December 1, 2025

Keeping Health Services Alive Amid Tight Budgets

Like many nations, Kenya has recently made efforts to achieve Universal Health Coverage (UHC) by 2030.  Despite strong legislation and policy guidelines at national level, however, the biggest challenge for UHC implementation is at subnational level.  In this blog, we draw on the Institute of Public Finance (IPF) cases from Laikipia, Nakuru and Isiolo sub-national governments on how persistent financial constraints such as limited budgets, delayed disbursements and rising service costs are making Kenya’s health system sick.

To maintain quality service delivery in the face of severe resource constraints, these sub-national governments have adopted diverse and innovative approaches. While counties can draw lessons from each other on how best to manage similar challenges, most of the coping strategies adopted are only short- term fixes. Achieving lasting progress towards UHC will require coordinated intervention from different stakeholders including the National Treasury, all 47 sub-national governments, and the Kenya Medical Supplies Agency (KEMSA). With great optimism and 5 years to 2030, we make practical recommendations for longer term solutions as we navigate Kenyan’s path to health for all.

 

Public Finance Management (PFM) Challenges Facing Counties

Sub-national governments continue to grapple with several Human Resources for Health (HRH) related challenges that directly affect health service delivery. Some of these include delayed salary payments for health workers and staff shortages across cadres. Salary delays, largely linked to delays in equitable share transfers from the national government, are mainly mitigated through credit arrangements with local banks. However, in some months, when such arrangements are not commonly relied upon, health workers continue providing services despite not receiving their salaries on time.

To address staff shortages, sub-national governments and health facilities hire temporary staff who are remunerated at lower rates, resulting in a growing proportion of the health workforce on temporary terms. For example, in Nakuru, temporary staff currently account for 49 percent of the total health workforce, an increase from just 10 percent in 2016. At the facility level, the temporary staff are paid through a framework which allows health facilities to collect and use revenue at source. In most cases, these resources are ring-fenced under the Facility Improvement Financing (FIF)[1] laws across sub-national governments.  Although this has helped bridge immediate workforce gaps, it has resulted in a large share of FIF being channelled to salaries, leaving little for other critical operational needs such as medical commodities. As both health workforce and medical commodities are integral to service delivery, there is a need to maintain a careful balance in FIF spending between the two.

Unsteady supply of medical commodities and supplies is a persistent challenge across all sub-national governments.  Current public funds allocations for medical commodities are insufficient to meet the demand. For example, in Financial Year (FY) 2023/24, Nakuru, Laikipia and Isiolo sub-national governments allocated only 52, 29 and 32 percent, respectively, of the required amount for medical supplies and commodities. Still, procurement delays, driven by late equitable share transfers from the national government, also lead to frequent stockouts, particularly in level 2 and 3 facilities. These facilities are disproportionately affected due to their limited FIF revenues, which restricts their ability to cushion against supply disruptions. Even when money is available and procurement proceeds, low KEMSA fill rates, averaging between 50 and 60 percent, further exacerbate stockouts and disrupt service delivery.[2]

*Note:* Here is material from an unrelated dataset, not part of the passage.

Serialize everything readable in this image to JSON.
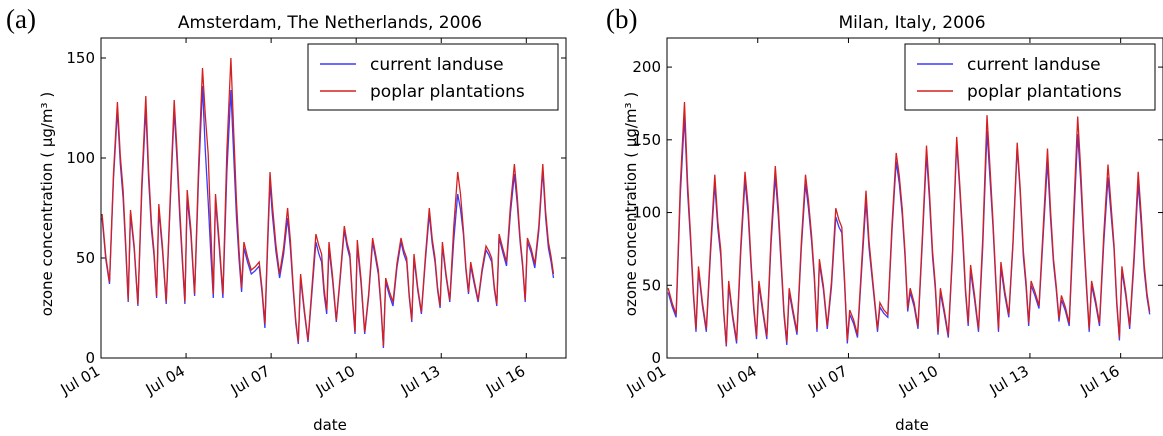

To address these challenges, health facilities have relied on a mix of interventions. These include credit arrangements with suppliers, redistribution of commodities across facilities and the maintenance of buffer stocks. However, these strategies remain inadequate due to factors such as poor relationships with suppliers, logistical constraints and insufficient funding, thereby necessitating longer-term and more sustainable solutions. Especially, if the national government and sub-national governments are truly committed to achieving UHC by 2030, then it must be followed by timely investment of public funds to cure the sick health system.

In sum, while sub-national governments have made significant progress in sustaining service delivery despite persistent challenges, greater efforts are required from multiple actors to address these challenges. In contexts like Kenya, sub-national governments should strengthen their revenue mobilization to generate adequate resources for priority services- with health being at the top. These efforts should be complemented with timely and predictable transfers to counties by the National Treasury, implementation of a harmonized pay scale across all cadres of temporary health workers by counties and better fill rates by KEMSA. Without such reforms, the ability of counties to deliver quality, equitable and uninterrupted health services will remain severely constrained.

 

 

 

[1] Facility Improvement Financing (FIF) refers to the revenues that public health facilities, retain, plan for and utilize. FIF sources include user fees, insurance reimbursements and other revenue streams, with utilization varying across facilities. Under the FIF Act, 2023 all public health facilities have the authority to retain and utilize these funds.

[2] Examining how counties finance, procure, and manage essential medicines and supplies: A case study of four counties in Kenya. Link

 

This blog is authored by Vivian Nganga, Project Officer at the Institute of Public Finance.